といって不動産投資で資産づくりを目指すというもの。ご存知の方も多いが、今どき借金をしてアパートやマンション経営を初めてもほとんどの場合は借り手が見つからずに空室ばかりになって経営が成り立たず借金が返せなくなって、今持っている資産まで失ってしまうケースが多い。儲かるのはお金を貸した銀行だけだ。

もちろん運よく儲かって財産を築いたという人がいないわけではないが恐らくは1割にも満たない。それでもCMなど見ていると「今の家を使って儲けられます!」などというものは後を絶たない。

ボクの基本的な考え方は、やれば必ず儲かる”オイシイ”話なら、そう言っている自分だけがやっていた方がライバルがいなくてより儲かるのだから他人になど教えるわけないというスタンスだ。「いい話があるんですよ」と言ってくるセールスマンが”いい話”を持ってきた試しはない。不動産投資、株、金・銀、先物取引などシロウトが手を出して手軽に儲かるわけがない。

仮に「誰かを儲けさせるのが大好き」というとても素晴らしい人がいて、”いい話”を持ってきたとしても、少なくとも他人に儲けさせるのならその何十倍も自分が儲からなければつまらないはずである。自分が食うや食わずで「あなたにだけは儲けてもらいたい」などという人がいてもボクは全く信じられない。「衣食足りて礼節を知る」のだ。

世の中には素晴らしい人がいて、自分の人生や暮らしを犠牲にして世界中で困った人たちを助ける活動をしている人がいる。そんな人を見て「ほら、自分を犠牲にしても他の人を助ける人だっているじゃないか」と思うかもしれない。しかしそう言った人たちは誰かを助けたり喜んでもらうことに自分の価値を感じる人だ。嫌々やっているわけではない。そんな価値観を持っている人たちと自分を同じ土俵で語ることこそおこがましい。
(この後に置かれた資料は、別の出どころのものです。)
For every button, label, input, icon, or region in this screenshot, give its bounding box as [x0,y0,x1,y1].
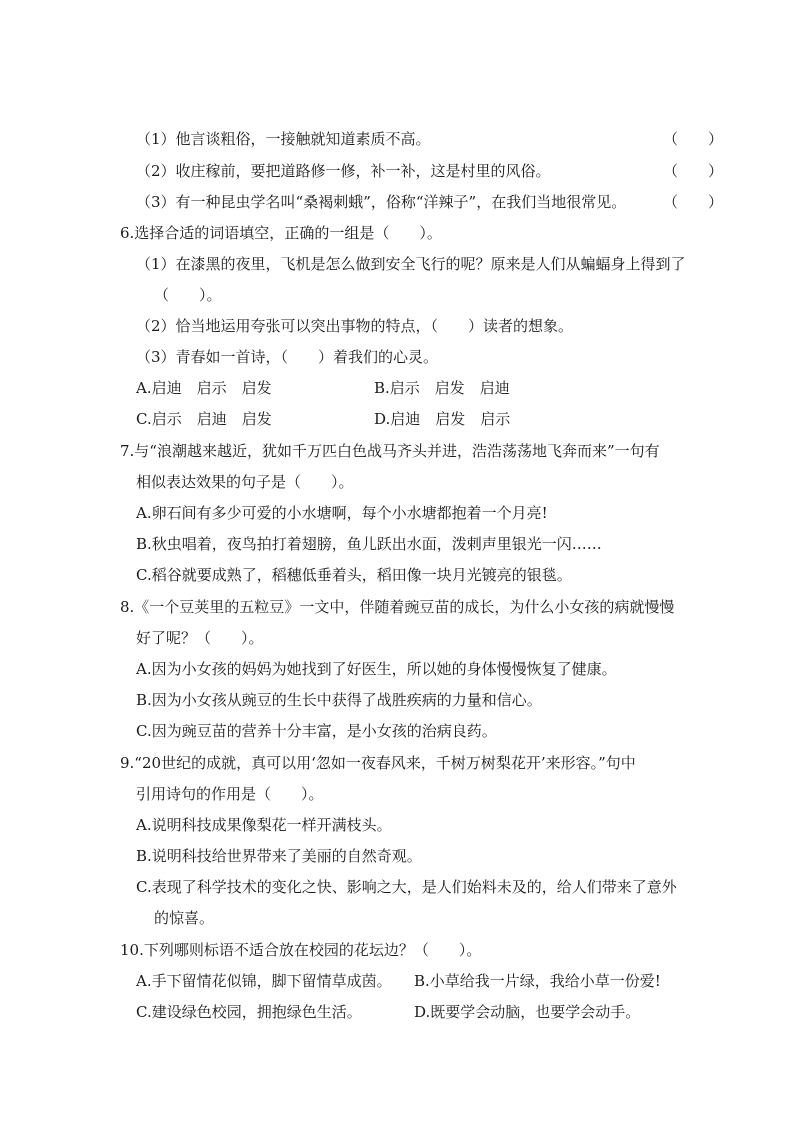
q5-item-1: （1）他言谈粗俗，一接触就知道素质不高。 [136,130,431,148]
q5-item-3: （3）有一种昆虫学名叫“桑褐刺蛾”，俗称“洋辣子”，在我们当地很常见。 [136,193,627,211]
q9-option-c: C.表现了科学技术的变化之快、影响之大，是人们始料未及的，给人们带来了意外 [136,878,677,896]
q5-item-3-blank: （ ） [663,193,724,211]
q9-option-b: B.说明科技给世界带来了美丽的自然奇观。 [136,847,422,865]
q7-option-b: B.秋虫唱着，夜鸟拍打着翅膀，鱼儿跃出水面，泼剌声里银光一闪…… [136,535,602,553]
q8-stem-line-1: 8.《一个豆荚里的五粒豆》一文中，伴随着豌豆苗的成长，为什么小女孩的病就慢慢 [120,598,675,616]
q5-item-2-blank: （ ） [663,162,724,180]
q5-item-1-blank: （ ） [663,130,724,148]
q6-item-1-cont: （ ）。 [154,286,222,304]
q9-option-a: A.说明科技成果像梨花一样开满枝头。 [136,816,392,834]
q10-option-a: A.手下留情花似锦，脚下留情草成茵。 [136,972,392,990]
q6-item-2: （2）恰当地运用夸张可以突出事物的特点，（ ）读者的想象。 [136,317,574,335]
q6-option-b: B.启示 启发 启迪 [374,379,510,397]
q6-stem: 6.选择合适的词语填空，正确的一组是（ ）。 [120,224,442,242]
q6-item-3: （3）青春如一首诗，（ ）着我们的心灵。 [136,348,439,366]
q9-stem-line-2: 引用诗句的作用是（ ）。 [136,785,324,803]
q10-option-c: C.建设绿色校园，拥抱绿色生活。 [136,1003,362,1021]
q8-stem-line-2: 好了呢？（ ）。 [136,629,264,647]
q10-option-d: D.既要学会动脑，也要学会动手。 [414,1003,641,1021]
q5-item-2: （2）收庄稼前，要把道路修一修，补一补，这是村里的风俗。 [136,162,551,180]
q7-stem-line-2: 相似表达效果的句子是（ ）。 [136,473,354,491]
q8-option-c: C.因为豌豆苗的营养十分丰富，是小女孩的治病良药。 [136,722,497,740]
q7-stem-line-1: 7.与“浪潮越来越近，犹如千万匹白色战马齐头并进，浩浩荡荡地飞奔而来”一句有 [120,442,660,460]
q7-option-c: C.稻谷就要成熟了，稻穗低垂着头，稻田像一块月光镀亮的银毯。 [136,566,572,584]
q8-option-a: A.因为小女孩的妈妈为她找到了好医生，所以她的身体慢慢恢复了健康。 [136,660,617,678]
q9-option-c-cont: 的惊喜。 [154,909,215,927]
q6-option-a: A.启迪 启示 启发 [136,379,272,397]
q6-item-1: （1）在漆黑的夜里，飞机是怎么做到安全飞行的呢？原来是人们从蝙蝠身上得到了 [136,255,686,273]
q6-option-d: D.启迪 启发 启示 [374,410,511,428]
q8-option-b: B.因为小女孩从豌豆的生长中获得了战胜疾病的力量和信心。 [136,691,542,709]
q10-stem: 10.下列哪则标语不适合放在校园的花坛边？（ ）。 [120,941,482,959]
q9-stem-line-1: 9.“20世纪的成就，真可以用‘忽如一夜春风来，千树万树梨花开’来形容。”句中 [120,754,636,772]
q7-option-a: A.卵石间有多少可爱的小水塘啊，每个小水塘都抱着一个月亮! [136,504,548,522]
q10-option-b: B.小草给我一片绿，我给小草一份爱! [414,972,661,990]
q6-option-c: C.启示 启迪 启发 [136,410,272,428]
誰かがそっと近づいてきて「得しますよ!」と言っても簡単に信じてはいけない。もちろん中には得する人もいるかもしれない。しかしそこには「誰かを騙せば…」「法律違反をすれば…」という条件がつくかもしれない。「1000人に一人は…」かもしれない。誰もが得するわけではない。世の中はそんなに甘くない。